Welcome to WebmasterWorld Guest from 3.80.4.76

Forum Moderators: Robert Charlton & goodroi

Can <meta name="origin" content=" be used instead of canonicals?

     
8:43 am on Sep 2, 2019 (gmt 0)

New User

joined:Sept 2, 2019
posts:5
votes: 0


So my CTO is running a duplicate of our www. site in api. I am not 100% clear on the reasons for this - but he is doing it. We apparently can't have a different robots.txt in the www and api subdomain as the files all must be identical.

The whole of api.sitename.com has now been indexed which just should not be.

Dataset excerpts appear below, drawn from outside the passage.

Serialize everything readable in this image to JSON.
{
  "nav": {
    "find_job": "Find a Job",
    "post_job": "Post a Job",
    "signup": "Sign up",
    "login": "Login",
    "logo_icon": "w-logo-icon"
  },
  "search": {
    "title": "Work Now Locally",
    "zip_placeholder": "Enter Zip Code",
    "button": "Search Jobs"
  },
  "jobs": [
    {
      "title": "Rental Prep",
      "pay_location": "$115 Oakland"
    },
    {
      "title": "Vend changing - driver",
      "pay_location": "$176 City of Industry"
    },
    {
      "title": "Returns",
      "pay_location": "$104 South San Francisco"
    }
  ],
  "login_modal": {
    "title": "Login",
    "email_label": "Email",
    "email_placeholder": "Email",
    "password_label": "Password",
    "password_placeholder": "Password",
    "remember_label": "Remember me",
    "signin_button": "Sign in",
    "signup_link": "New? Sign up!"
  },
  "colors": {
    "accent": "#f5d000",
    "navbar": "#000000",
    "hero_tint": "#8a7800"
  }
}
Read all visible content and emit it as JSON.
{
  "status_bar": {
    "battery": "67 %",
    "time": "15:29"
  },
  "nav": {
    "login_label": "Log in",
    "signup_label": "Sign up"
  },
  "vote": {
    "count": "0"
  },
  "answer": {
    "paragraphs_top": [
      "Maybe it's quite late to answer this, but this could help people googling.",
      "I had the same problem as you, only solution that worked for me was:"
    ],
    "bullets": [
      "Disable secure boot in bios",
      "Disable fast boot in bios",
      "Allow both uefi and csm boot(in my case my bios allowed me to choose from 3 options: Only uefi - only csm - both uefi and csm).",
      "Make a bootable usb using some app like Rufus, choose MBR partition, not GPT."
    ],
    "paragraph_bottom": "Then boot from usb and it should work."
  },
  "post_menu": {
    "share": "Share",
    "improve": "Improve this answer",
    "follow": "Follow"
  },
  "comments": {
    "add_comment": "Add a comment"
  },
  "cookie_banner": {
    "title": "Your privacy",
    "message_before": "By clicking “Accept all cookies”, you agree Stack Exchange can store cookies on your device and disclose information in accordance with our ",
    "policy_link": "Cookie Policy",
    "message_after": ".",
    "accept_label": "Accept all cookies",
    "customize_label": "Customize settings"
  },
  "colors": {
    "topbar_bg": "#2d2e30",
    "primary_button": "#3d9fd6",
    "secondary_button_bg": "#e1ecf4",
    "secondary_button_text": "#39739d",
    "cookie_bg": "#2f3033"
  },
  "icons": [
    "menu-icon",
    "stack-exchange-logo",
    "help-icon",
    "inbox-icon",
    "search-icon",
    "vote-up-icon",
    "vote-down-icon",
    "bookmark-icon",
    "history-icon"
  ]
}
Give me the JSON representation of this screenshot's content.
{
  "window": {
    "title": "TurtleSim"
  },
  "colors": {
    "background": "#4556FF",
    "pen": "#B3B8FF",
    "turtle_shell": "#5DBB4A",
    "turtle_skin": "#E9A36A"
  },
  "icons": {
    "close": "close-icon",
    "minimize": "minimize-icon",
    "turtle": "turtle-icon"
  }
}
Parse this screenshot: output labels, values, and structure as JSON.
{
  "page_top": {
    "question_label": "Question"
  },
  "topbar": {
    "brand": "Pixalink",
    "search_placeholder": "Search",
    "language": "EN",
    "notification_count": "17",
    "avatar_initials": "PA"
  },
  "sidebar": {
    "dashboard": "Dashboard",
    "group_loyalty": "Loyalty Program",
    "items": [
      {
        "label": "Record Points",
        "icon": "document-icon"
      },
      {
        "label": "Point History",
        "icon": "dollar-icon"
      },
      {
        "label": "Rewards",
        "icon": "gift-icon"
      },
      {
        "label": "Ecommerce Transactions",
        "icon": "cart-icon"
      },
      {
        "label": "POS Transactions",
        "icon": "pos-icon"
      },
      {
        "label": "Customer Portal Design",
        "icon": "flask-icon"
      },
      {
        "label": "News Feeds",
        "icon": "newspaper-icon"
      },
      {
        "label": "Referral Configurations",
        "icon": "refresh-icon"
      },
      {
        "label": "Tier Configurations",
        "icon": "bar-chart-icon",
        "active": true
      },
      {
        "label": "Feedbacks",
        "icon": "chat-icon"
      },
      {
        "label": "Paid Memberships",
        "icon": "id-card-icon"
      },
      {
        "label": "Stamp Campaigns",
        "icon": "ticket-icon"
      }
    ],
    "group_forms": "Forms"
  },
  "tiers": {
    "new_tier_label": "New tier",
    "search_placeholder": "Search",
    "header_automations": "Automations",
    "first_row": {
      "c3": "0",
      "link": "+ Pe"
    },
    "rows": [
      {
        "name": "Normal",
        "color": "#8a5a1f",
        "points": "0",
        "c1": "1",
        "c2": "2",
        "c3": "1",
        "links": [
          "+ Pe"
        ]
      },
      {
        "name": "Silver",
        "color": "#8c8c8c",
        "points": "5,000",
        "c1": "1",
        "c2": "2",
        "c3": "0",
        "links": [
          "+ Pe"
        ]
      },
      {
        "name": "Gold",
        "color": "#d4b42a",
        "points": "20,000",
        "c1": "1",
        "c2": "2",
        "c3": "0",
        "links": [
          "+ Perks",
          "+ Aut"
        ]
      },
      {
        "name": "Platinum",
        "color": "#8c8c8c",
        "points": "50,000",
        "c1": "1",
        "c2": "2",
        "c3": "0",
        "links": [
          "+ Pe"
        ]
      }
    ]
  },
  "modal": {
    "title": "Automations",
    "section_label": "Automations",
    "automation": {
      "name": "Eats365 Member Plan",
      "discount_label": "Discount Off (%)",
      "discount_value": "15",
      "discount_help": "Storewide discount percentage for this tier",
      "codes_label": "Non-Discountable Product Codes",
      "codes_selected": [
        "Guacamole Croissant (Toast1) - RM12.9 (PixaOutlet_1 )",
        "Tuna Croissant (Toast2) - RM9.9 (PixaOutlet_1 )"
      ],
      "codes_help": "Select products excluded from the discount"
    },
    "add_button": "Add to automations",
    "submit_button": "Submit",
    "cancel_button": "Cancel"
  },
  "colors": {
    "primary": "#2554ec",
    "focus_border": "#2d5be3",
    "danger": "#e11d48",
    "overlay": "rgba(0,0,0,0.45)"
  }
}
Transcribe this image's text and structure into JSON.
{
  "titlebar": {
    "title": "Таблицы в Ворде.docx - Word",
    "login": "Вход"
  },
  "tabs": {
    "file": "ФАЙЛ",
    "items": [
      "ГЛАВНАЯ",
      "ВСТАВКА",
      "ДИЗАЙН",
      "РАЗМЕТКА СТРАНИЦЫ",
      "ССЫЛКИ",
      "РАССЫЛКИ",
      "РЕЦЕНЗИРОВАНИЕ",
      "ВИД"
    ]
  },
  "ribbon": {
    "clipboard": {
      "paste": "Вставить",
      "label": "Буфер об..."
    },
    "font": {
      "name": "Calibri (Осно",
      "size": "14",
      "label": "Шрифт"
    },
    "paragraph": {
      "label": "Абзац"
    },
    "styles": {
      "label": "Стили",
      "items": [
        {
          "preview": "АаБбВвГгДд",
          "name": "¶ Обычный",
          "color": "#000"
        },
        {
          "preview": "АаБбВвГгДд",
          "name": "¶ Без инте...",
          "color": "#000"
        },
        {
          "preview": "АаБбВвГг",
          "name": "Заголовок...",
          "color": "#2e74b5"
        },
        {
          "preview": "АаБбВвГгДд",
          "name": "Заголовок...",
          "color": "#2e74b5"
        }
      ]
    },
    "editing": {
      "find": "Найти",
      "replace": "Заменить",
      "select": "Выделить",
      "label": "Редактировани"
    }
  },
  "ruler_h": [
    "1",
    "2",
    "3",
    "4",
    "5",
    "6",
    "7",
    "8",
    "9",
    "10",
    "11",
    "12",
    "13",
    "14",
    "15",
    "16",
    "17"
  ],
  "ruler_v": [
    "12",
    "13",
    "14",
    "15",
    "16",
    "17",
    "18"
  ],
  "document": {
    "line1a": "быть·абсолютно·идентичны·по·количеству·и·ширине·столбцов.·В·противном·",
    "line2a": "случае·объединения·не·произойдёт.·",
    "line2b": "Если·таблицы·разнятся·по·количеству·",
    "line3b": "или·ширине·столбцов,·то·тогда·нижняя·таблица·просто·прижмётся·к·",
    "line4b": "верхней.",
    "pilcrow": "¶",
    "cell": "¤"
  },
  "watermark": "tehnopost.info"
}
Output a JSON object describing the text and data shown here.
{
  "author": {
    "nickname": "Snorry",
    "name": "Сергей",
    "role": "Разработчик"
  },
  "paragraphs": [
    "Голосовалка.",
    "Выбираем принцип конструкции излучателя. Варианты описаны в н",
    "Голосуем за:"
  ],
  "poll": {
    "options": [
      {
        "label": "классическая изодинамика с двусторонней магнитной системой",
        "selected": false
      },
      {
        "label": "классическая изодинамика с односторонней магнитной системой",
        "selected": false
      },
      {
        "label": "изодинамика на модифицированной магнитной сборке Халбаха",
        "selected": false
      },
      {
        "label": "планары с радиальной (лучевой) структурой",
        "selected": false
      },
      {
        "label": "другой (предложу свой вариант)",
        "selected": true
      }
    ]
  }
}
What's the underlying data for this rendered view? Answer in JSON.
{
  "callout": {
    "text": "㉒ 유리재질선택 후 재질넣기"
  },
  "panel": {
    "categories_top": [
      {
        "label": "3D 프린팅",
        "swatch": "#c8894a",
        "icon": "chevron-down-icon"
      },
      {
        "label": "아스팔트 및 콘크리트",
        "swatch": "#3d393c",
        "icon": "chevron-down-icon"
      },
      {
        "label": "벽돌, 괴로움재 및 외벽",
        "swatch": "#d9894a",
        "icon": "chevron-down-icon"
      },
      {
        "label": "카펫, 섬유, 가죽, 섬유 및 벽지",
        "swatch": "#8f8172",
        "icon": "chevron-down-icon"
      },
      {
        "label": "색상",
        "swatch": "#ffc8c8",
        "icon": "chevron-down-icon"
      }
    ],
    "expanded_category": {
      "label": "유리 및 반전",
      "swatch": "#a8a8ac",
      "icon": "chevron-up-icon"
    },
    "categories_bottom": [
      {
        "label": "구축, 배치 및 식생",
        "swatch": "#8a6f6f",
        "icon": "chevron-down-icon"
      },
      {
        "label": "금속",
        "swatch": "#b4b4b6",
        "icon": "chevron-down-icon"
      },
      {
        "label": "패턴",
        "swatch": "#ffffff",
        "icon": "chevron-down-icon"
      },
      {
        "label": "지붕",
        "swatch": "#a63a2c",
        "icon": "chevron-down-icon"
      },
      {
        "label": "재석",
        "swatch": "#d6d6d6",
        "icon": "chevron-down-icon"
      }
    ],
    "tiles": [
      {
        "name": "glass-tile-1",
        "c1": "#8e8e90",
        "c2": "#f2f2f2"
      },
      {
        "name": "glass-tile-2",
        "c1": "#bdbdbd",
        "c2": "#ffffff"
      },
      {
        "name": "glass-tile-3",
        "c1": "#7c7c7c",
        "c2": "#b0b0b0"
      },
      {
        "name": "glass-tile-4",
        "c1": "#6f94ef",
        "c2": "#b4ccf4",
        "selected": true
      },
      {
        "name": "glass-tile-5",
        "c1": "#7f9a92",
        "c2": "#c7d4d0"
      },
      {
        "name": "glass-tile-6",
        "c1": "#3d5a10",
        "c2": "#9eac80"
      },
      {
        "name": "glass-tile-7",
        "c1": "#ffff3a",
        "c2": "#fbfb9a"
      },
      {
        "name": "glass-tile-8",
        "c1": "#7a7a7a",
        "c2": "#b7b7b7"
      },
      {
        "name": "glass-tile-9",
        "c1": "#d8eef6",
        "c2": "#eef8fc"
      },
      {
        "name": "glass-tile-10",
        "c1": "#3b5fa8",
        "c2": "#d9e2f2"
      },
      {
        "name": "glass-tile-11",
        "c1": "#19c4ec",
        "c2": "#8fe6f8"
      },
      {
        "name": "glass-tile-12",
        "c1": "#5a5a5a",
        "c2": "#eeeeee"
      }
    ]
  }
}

To mitigate the problem, his solution was to add

<meta name="origin" content="https://www.sitename.com/webpage"> to pages such as api.sitename.com/webpage

I have not heard of Google respecting the origin meta tag, treating it as a faux canonical tag.

Does anyone have experience with this?
4:16 pm on Sept 2, 2019 (gmt 0)

Moderator This Forum from US 

WebmasterWorld Administrator robert_charlton is a WebmasterWorld Top Contributor of All Time 10+ Year Member Top Contributors Of The Month

joined:Nov 11, 2000
posts:12368
votes: 403


I've never heard of the origin meta tag either.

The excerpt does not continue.